The common English phrasing is "Do unto others as you would have them do unto you"

My unsuccessful atheist friend had been living by a saying of Christ, and determining his judgments and his philosophy on it.

The Pope’s journey to the UK could have got a lot more smiles if I wrote his sermon, it also wouldn’t have been so hard to read.

Some of the media picked up on his direct comments, and not really knowing how to deal with them, they decided instead to report on women priests and homosexuality; The pace of the church in dealing with what for many is normal and everyday.

They also brought to the spotlight the awful and damaging scandals of abuse involving Catholic Priests and citing the disinterest of the church as a failure in bringing these monsters to justice.

All these things are held up by some as good reasons to control and censure the church from every aspect of society and civic life, but they are not.

They are in the main, the cries of disappointment from ordinary people who had hoped for so much more, those who had invested heavily in the church in a spiritual and physical sense only to be let down badly.

Whether Richard Dawkins, and perhaps now Stephen Hawking like it or not, the church still holds a responsibility to the world, even if it lets people down so often.

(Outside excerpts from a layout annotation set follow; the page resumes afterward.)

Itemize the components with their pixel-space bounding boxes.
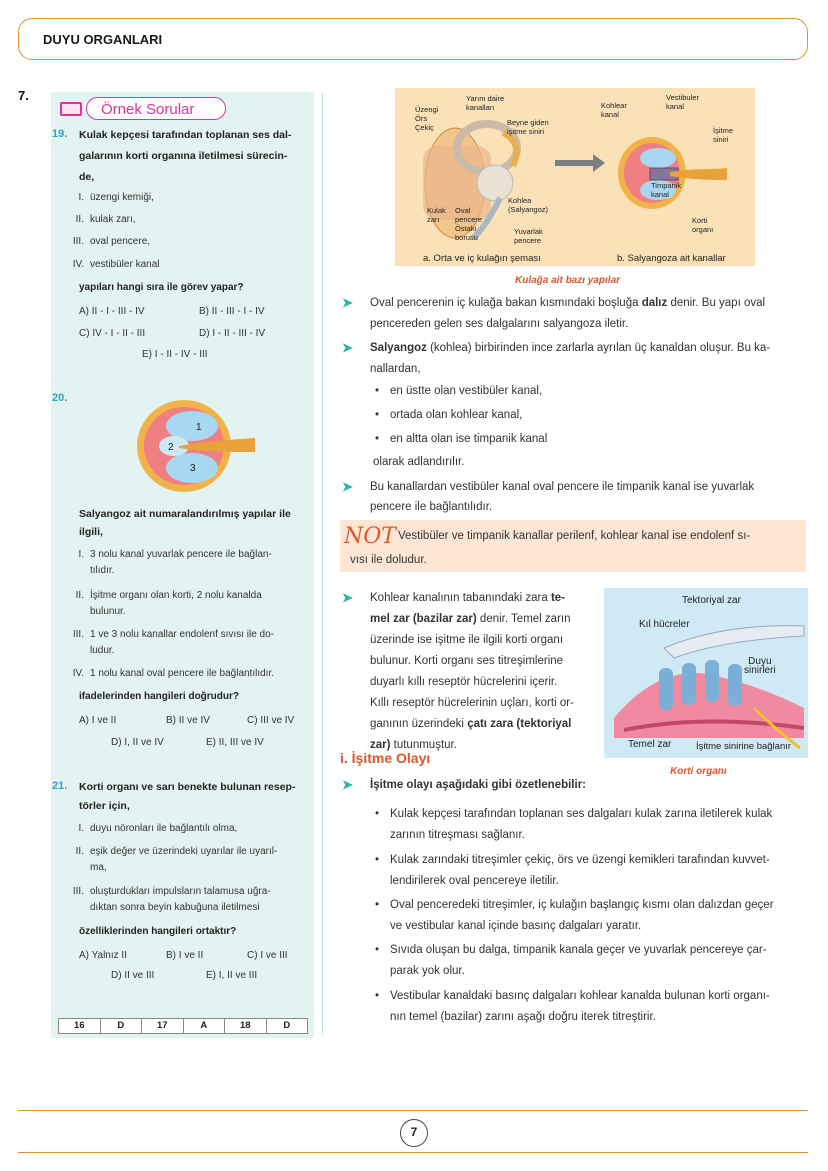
q21-item-1: I. duyu nöronları ile bağlantılı olma, <box>78 823 238 834</box>
figure-caption: Kulağa ait bazı yapılar <box>515 275 621 286</box>
canal-bullet-1: • en üstte olan vestibüler kanal, <box>390 385 542 397</box>
q20-question: ifadelerinden hangileri doğrudur? <box>79 691 240 702</box>
q21-option-b: B) I ve II <box>166 950 204 961</box>
q20-item-1: I. 3 nolu kanal yuvarlak pencere ile bağlan- tılıdır. <box>78 549 272 576</box>
arrow-bullet-icon: ➤ <box>342 295 353 310</box>
note-text-2: vısı ile doludur. <box>350 554 427 566</box>
q19-option-c: C) IV - I - II - III <box>79 328 146 339</box>
question-21-stem-2: törler için, <box>79 800 130 812</box>
note-box <box>340 520 806 572</box>
answer-key-table <box>58 1018 308 1034</box>
footer-line-bottom <box>18 1152 808 1153</box>
note-text-1: Vestibüler ve timpanik kanallar perilenf, kohlear kanal ise endolenf sı- <box>398 530 751 542</box>
hearing-step-2: • Kulak zarındaki titreşimler çekiç, örs ve üzengi kemikleri tarafından kuvvet- lendirilerek oval pencereye iletilir. <box>390 850 770 892</box>
figure-subcaption-a: a. Orta ve iç kulağın şeması <box>423 253 541 264</box>
label-kulak-zari: Kulak zarı <box>427 206 446 224</box>
question-20-stem-2: ilgili, <box>79 526 103 538</box>
label-tektoriyal-zar: Tektoriyal zar <box>682 595 741 606</box>
chapter-header <box>18 18 808 60</box>
arrow-bullet-icon: ➤ <box>342 479 353 494</box>
paragraph-salyangoz-end: olarak adlandırılır. <box>373 456 465 468</box>
korti-organ-drawing <box>604 588 808 758</box>
answer-cell: D <box>283 1020 291 1031</box>
canal-bullet-2: • ortada olan kohlear kanal, <box>390 409 522 421</box>
cochlea-label-2: 2 <box>168 442 174 453</box>
organ-text-5: duyarlı kıllı reseptör hücrelerini içerir. <box>370 676 558 688</box>
label-kohlear-kanal: Kohlear kanal <box>601 101 627 119</box>
q20-option-e: E) II, III ve IV <box>206 737 264 748</box>
paragraph-salyangoz-1: Salyangoz (kohlea) birbirinden ince zarlarla ayrılan üç kanaldan oluşur. Bu ka- <box>370 342 771 354</box>
label-temel-zar: Temel zar <box>628 739 672 750</box>
book-icon <box>60 102 82 116</box>
figure-subcaption-b: b. Salyangoza ait kanallar <box>617 253 726 264</box>
q20-option-a: A) I ve II <box>79 715 117 726</box>
paragraph-window-2: pencere ile bağlantılıdır. <box>370 501 493 513</box>
question-19-stem-3: de, <box>79 171 95 183</box>
q19-item-3: III. oval pencere, <box>72 236 151 247</box>
label-timpanik-kanal: Timpanik kanal <box>651 181 682 199</box>
q19-item-1: I. üzengi kemiği, <box>78 192 154 203</box>
arrow-bullet-icon: ➤ <box>342 777 353 792</box>
q19-option-e: E) I - II - IV - III <box>142 349 208 360</box>
paragraph-daliz-1: Oval pencerenin iç kulağa bakan kısmındaki boşluğa dalız denir. Bu yapı oval <box>370 297 766 309</box>
answer-cell: D <box>101 1019 143 1033</box>
chapter-title: DUYU ORGANLARI <box>43 32 163 47</box>
paragraph-daliz-2: pencereden gelen ses dalgalarını salyangoza iletir. <box>370 318 629 330</box>
label-isitme-sinirine: İşitme sinirine bağlanır <box>696 741 792 752</box>
answer-cell: 17 <box>142 1019 184 1033</box>
hearing-step-1: • Kulak kepçesi tarafından toplanan ses dalgaları kulak zarına iletilerek kulak zarının titreşması sağlanır. <box>390 804 772 846</box>
q19-question: yapıları hangi sıra ile görev yapar? <box>79 282 244 293</box>
label-vestibuler-kanal: Vestibuler kanal <box>666 93 699 111</box>
ear-structure-figure <box>395 88 755 266</box>
paragraph-salyangoz-2: nallardan, <box>370 363 421 375</box>
answer-cell: 18 <box>225 1019 267 1033</box>
label-isitme-siniri-b: İşitme siniri <box>713 126 734 144</box>
sample-questions-label: Örnek Sorular <box>56 97 226 121</box>
label-isitme-siniri-a: Beyne giden işitme siniri <box>507 118 549 136</box>
q21-option-a: A) Yalnız II <box>79 950 127 961</box>
label-oval-pencere: Oval pencere Östaki borusu <box>455 206 483 242</box>
organ-text-4: bulunur. Korti organı ses titreşimlerine <box>370 655 564 667</box>
q19-item-2: II. kulak zarı, <box>75 214 136 225</box>
q21-item-2: II. eşik değer ve üzerindeki uyarılar ile uyarıl- ma, <box>75 846 278 873</box>
cochlea-label-1: 1 <box>196 422 202 433</box>
label-yarim-daire: Yarım daire kanalları <box>466 94 505 112</box>
section-heading: i. İşitme Olayı <box>340 750 431 766</box>
q20-option-b: B) II ve IV <box>166 715 210 726</box>
question-20-number: 20. <box>52 392 68 404</box>
q19-option-d: D) I - II - III - IV <box>199 328 266 339</box>
question-marker: 7. <box>18 88 29 103</box>
question-20-stem-1: Salyangoz ait numaralandırılmış yapılar ile <box>79 508 291 520</box>
hearing-step-3: • Oval penceredeki titreşimler, iç kulağın başlangıç kısmı olan dalızdan geçer ve vestibular kanal içinde basınç dalgaları yaratır. <box>390 895 774 937</box>
question-19-number: 19. <box>52 128 68 140</box>
note-tag: NOT <box>344 524 396 549</box>
hearing-step-4: • Sıvıda oluşan bu dalga, timpanik kanala geçer ve yuvarlak pencereye çar- parak yok olur. <box>390 940 767 982</box>
paragraph-window-1: Bu kanallardan vestibüler kanal oval pencere ile timpanik kanal ise yuvarlak <box>370 481 755 493</box>
q19-option-a: A) II - I - III - IV <box>79 306 145 317</box>
question-21-number: 21. <box>52 780 68 792</box>
organ-text-3: üzerinde ise işitme ile ilgili korti organı <box>370 634 564 646</box>
page-number: 7 <box>400 1119 428 1147</box>
hearing-step-5: • Vestibular kanaldaki basınç dalgaları kohlear kanalda bulunan korti organı- nın temel (bazilar) zarını aşağı doğru iterek titreştirir. <box>390 986 770 1028</box>
label-duyu-sinirleri: Duyu sinirleri <box>744 656 776 676</box>
arrow-bullet-icon: ➤ <box>342 590 353 605</box>
question-19-stem-1: Kulak kepçesi tarafından toplanan ses dal- <box>79 129 292 141</box>
ear-diagram-drawing <box>395 88 755 266</box>
label-uzengi: Üzengi Örs Çekiç <box>415 105 439 132</box>
q21-question: özelliklerinden hangileri ortaktır? <box>79 926 237 937</box>
organ-text-1: Kohlear kanalının tabanındaki zara te- <box>370 592 565 604</box>
label-yuvarlak-pencere: Yuvarlak pencere <box>514 227 543 245</box>
arrow-bullet-icon: ➤ <box>342 340 353 355</box>
q21-option-e: E) I, II ve III <box>206 970 258 981</box>
label-korti-organi: Korti organı <box>692 216 714 234</box>
organ-text-2: mel zar (bazilar zar) denir. Temel zarın <box>370 613 571 625</box>
question-19-stem-2: galarının korti organına iletilmesi sürecin- <box>79 150 288 162</box>
q21-option-d: D) II ve III <box>111 970 155 981</box>
cochlea-cross-section-figure <box>134 396 256 494</box>
q20-item-2: II. İşitme organı olan korti, 2 nolu kanalda bulunur. <box>75 590 262 617</box>
q20-item-3: III. 1 ve 3 nolu kanallar endolenf sıvısı ile do- ludur. <box>72 629 274 656</box>
answer-cell: A <box>184 1019 226 1033</box>
answer-cell: 16 <box>59 1019 101 1033</box>
canal-bullet-3: • en altta olan ise timpanik kanal <box>390 433 547 445</box>
question-21-stem-1: Korti organı ve sarı benekte bulunan resep- <box>79 781 296 793</box>
q20-option-d: D) I, II ve IV <box>111 737 164 748</box>
section-intro: İşitme olayı aşağıdaki gibi özetlenebilir: <box>370 779 587 791</box>
q21-option-c: C) I ve III <box>247 950 288 961</box>
cochlea-label-3: 3 <box>190 463 196 474</box>
organ-text-8: zar) tutunmuştur. <box>370 739 457 751</box>
q19-option-b: B) II - III - I - IV <box>199 306 265 317</box>
q20-option-c: C) III ve IV <box>247 715 295 726</box>
korti-organ-figure <box>604 588 808 758</box>
column-divider <box>322 92 323 1034</box>
q20-item-4: IV. 1 nolu kanal oval pencere ile bağlantılıdır. <box>72 668 275 679</box>
q19-item-4: IV. vestibüler kanal <box>72 259 160 270</box>
label-kil-hucreler: Kıl hücreler <box>639 619 690 630</box>
footer-line-top <box>18 1110 808 1111</box>
organ-text-6: Kıllı reseptör hücrelerinin uçları, korti or- <box>370 697 574 709</box>
organ-text-7: ganının üzerindeki çatı zara (tektoriyal <box>370 718 572 730</box>
korti-caption: Korti organı <box>670 766 727 777</box>
label-kohlea: Kohlea (Salyangoz) <box>508 196 549 214</box>
q21-item-3: III. oluşturdukları impulsların talamusa uğra- dıktan sonra beyin kabuğuna iletilmesi <box>72 886 271 913</box>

As an imperfect vessel; it is still the vessel to carry the love of Christ to the world.

Clergy sometimes joke that if you have six people attending a church decide it needs to close you will have one hundred and fifty letters of complaint. Like all humour, it has the ring of truth to it.

Surrounding all our churches are communities that might not be supporting in any physical or spiritual sense, but somehow we represent something that is good, and whose loss is their loss.

We need to translate this into a real need, so that people can once again engage with the church, and come to hear the message of hope and peace, which is needed by so many in today’s Britain.

I wish the POPE well in his visit to us in the UK, I hope that he finds that we are not a ‘third world country’ in terms of spirituality.

If the last stop in his tour turns out to be this Benefice, I would like to tell him that we might not have the fantastic splendour of St. Peter’s Square to look out on each morning, we might not be surrounded by priceless art and beautiful architecture, but even in the smallest of churches with the smallest congregations, we can still ‘fighting the good fight’, trying to live by the Golden Rule and in hopeful anticipation, trying to build the Kingdom of God for those around us.